Cette pathologie est invisible. Elle ne se révèle que dans des situations caractéristiques. Le malade peut très bien ne pas vouloir divulguer la nouvelle, surtout au début de la maladie. Il peut décider à qui le dire, à qui ne pas le dire.
Pour éviter des situations ambigües, on peut prévenir des tiers sans en informer spécialement le malade. Même si l’on précise que tout se passe bien, les gens prévenus , à cause de la mauvaise presse de la maladie, s’attendent à trouver quelqu’un de gravement handicapé, ce qui finalement peut créer une situation tendue. Il vaut peut-être mieux attendre les questions. Cela vaut pour les amis ou les relations sociales.
Pour la famille proche, il semble qu’il vaille mieux prévenir les gens en essayant au mieux d’expliquer ce qu’est en réalité la maladie. Ce n’est pas évident de communiquer là-dessus, de faire comprendre ce qui est réellement changé dans les rapports à l’autre.
Des gens à qui on ne peut pas parler librement et avec qui on ne peut rien partager, même s’ils font partie de la famille, vont être un facteur de stress. Dans l’aventure de cette maladie, il faut savoir se décharger des fardeaux inutiles et voyager léger. Partager ses expériences avec des gens qui savent écouter est toujours un véritable plaisir.

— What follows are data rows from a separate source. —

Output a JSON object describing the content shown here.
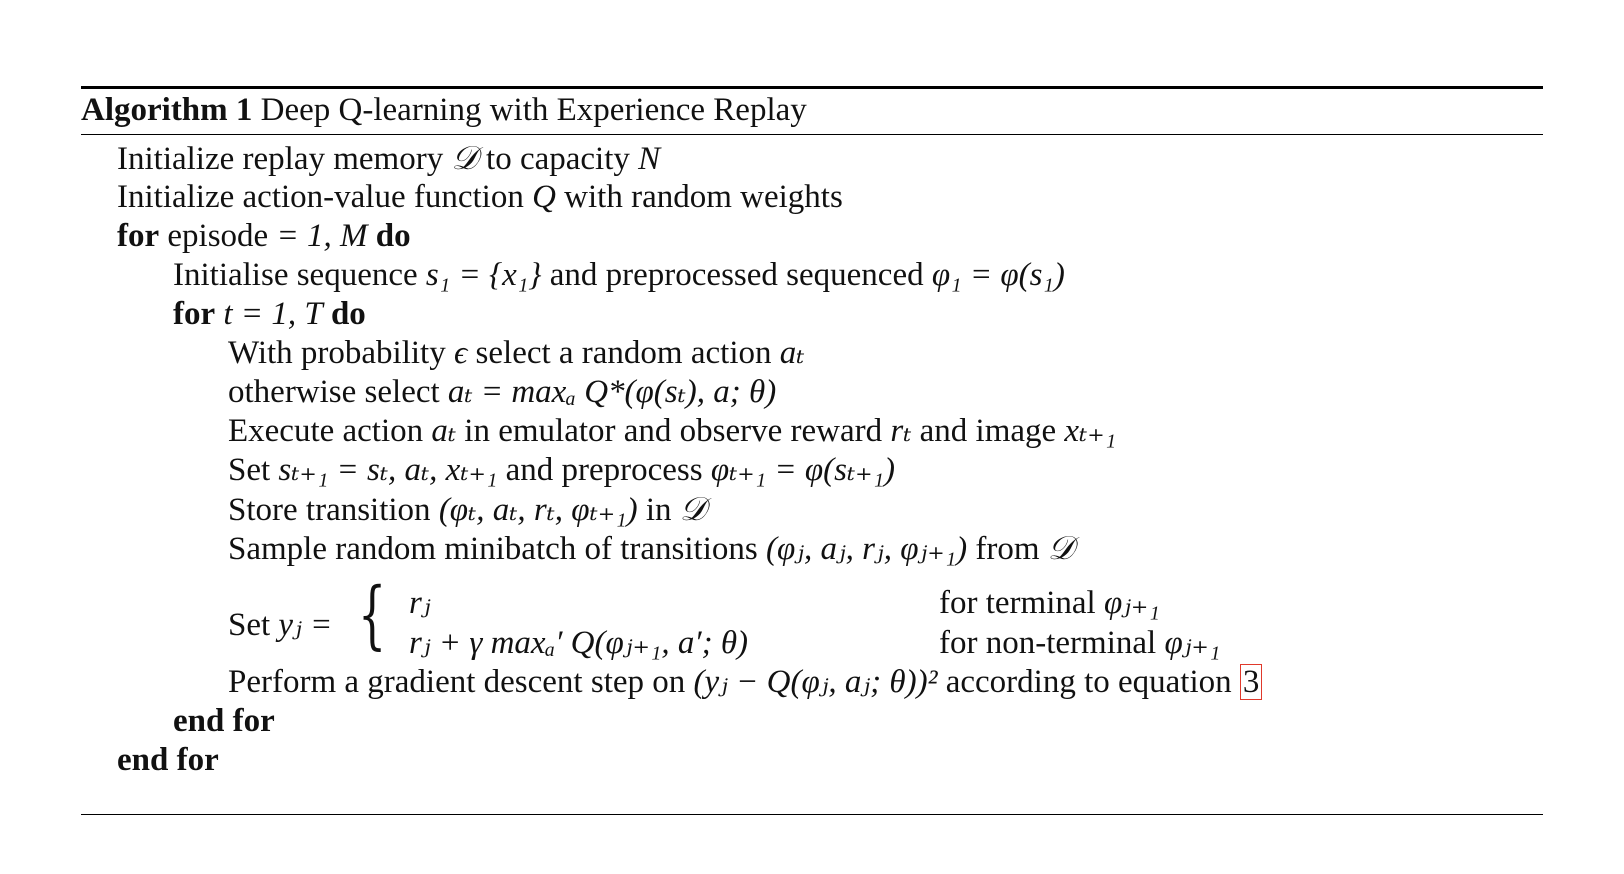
{
  "caption": {
    "label": "Algorithm 1",
    "title": "Deep Q-learning with Experience Replay"
  },
  "lines": [
    {
      "text_a": "Initialize replay memory ",
      "math_a": "𝒟",
      "text_b": " to capacity ",
      "math_b": "N"
    },
    {
      "text_a": "Initialize action-value function ",
      "math_a": "Q",
      "text_b": " with random weights"
    },
    {
      "kw_a": "for",
      "text_a": " episode ",
      "math_a": "= 1, M",
      "kw_b": "do"
    },
    {
      "text_a": "Initialise sequence ",
      "math_a": "s₁ = {x₁}",
      "text_b": " and preprocessed sequenced ",
      "math_b": "φ₁ = φ(s₁)"
    },
    {
      "kw_a": "for",
      "math_a": "t = 1, T",
      "kw_b": "do"
    },
    {
      "text_a": "With probability ",
      "math_a": "ϵ",
      "text_b": " select a random action ",
      "math_b": "aₜ"
    },
    {
      "text_a": "otherwise select ",
      "math_a": "aₜ = maxₐ Q*(φ(sₜ), a; θ)"
    },
    {
      "text_a": "Execute action ",
      "math_a": "aₜ",
      "text_b": " in emulator and observe reward ",
      "math_b": "rₜ",
      "text_c": " and image ",
      "math_c": "xₜ₊₁"
    },
    {
      "text_a": "Set ",
      "math_a": "sₜ₊₁ = sₜ, aₜ, xₜ₊₁",
      "text_b": " and preprocess ",
      "math_b": "φₜ₊₁ = φ(sₜ₊₁)"
    },
    {
      "text_a": "Store transition ",
      "math_a": "(φₜ, aₜ, rₜ, φₜ₊₁)",
      "text_b": " in ",
      "math_b": "𝒟"
    },
    {
      "text_a": "Sample random minibatch of transitions ",
      "math_a": "(φⱼ, aⱼ, rⱼ, φⱼ₊₁)",
      "text_b": " from ",
      "math_b": "𝒟"
    },
    {
      "text_a": "Set ",
      "math_a": "yⱼ ="
    },
    {
      "text_a": "Perform a gradient descent step on ",
      "math_a": "(yⱼ − Q(φⱼ, aⱼ; θ))²",
      "text_b": " according to equation ",
      "ref": "3"
    },
    {
      "kw_a": "end for"
    },
    {
      "kw_a": "end for"
    }
  ],
  "cases": [
    {
      "expr": "rⱼ",
      "cond_text": "for terminal ",
      "cond_math": "φⱼ₊₁"
    },
    {
      "expr": "rⱼ + γ maxₐ′ Q(φⱼ₊₁, a′; θ)",
      "cond_text": "for non-terminal ",
      "cond_math": "φⱼ₊₁"
    }
  ],
  "colors": {
    "text": "#111111",
    "rule": "#000000",
    "ref_box": "#e0392b"
  }
}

Comment préserver la dignité de tous ?
Le respect de soi-même consiste à assumer ses choix et non pas à se conformer à des apparences si brillantes soient-elles. Il n’y a pas de dignité si on triche ou si on fait semblant. La dignité va avec la sincérité et la simplicité. Si vos cousins se sentent gênés parce que vous avez Alzheimer, envoyez-les poliment au diable, s’ils vous invitent à diner, vous aurez un contretemps.
Comment se préserver ?
Il faut préserver sa sensibilité et sa capacité à être heureux. Pour cela il est important de faire face à ce que la vie nous envoie, si nous voulons qu’elle devienne notre amie. Faire face, cela veut dire aussi préserver ses capacités, ne pas en faire trop ni pas assez. Il faut donner à la maladie la place qu’elle a, pas plus pas moins.
Savoir ne pas savoir faire ? Savoir faire reconnaître son savoir faire ?
C’est uniquement en faisant des erreurs que l’on peut accroitre son domaine de compétence, donc on essaie et si ca ne marche pas, on essaie quelque chose de nouveau. On ne dit pas que si cela ne marche pas, c’est la faute de l’autre. Il n’y a pas de faute, il n’y a que des essais pour arriver à l’action juste. Et dans cette aventure, il faut utiliser sa créativité.
Comment accepter de l'aide ?
Si on a besoin d’aide et si on vous l’offre de bon cœur, ce serait dommage de la refuser. Si ce n’est pas le cas, si on sent que la personne se croit obligée de… il vaut mieux dire : « non merci, pas aujourd’hui, on verra une autre fois ».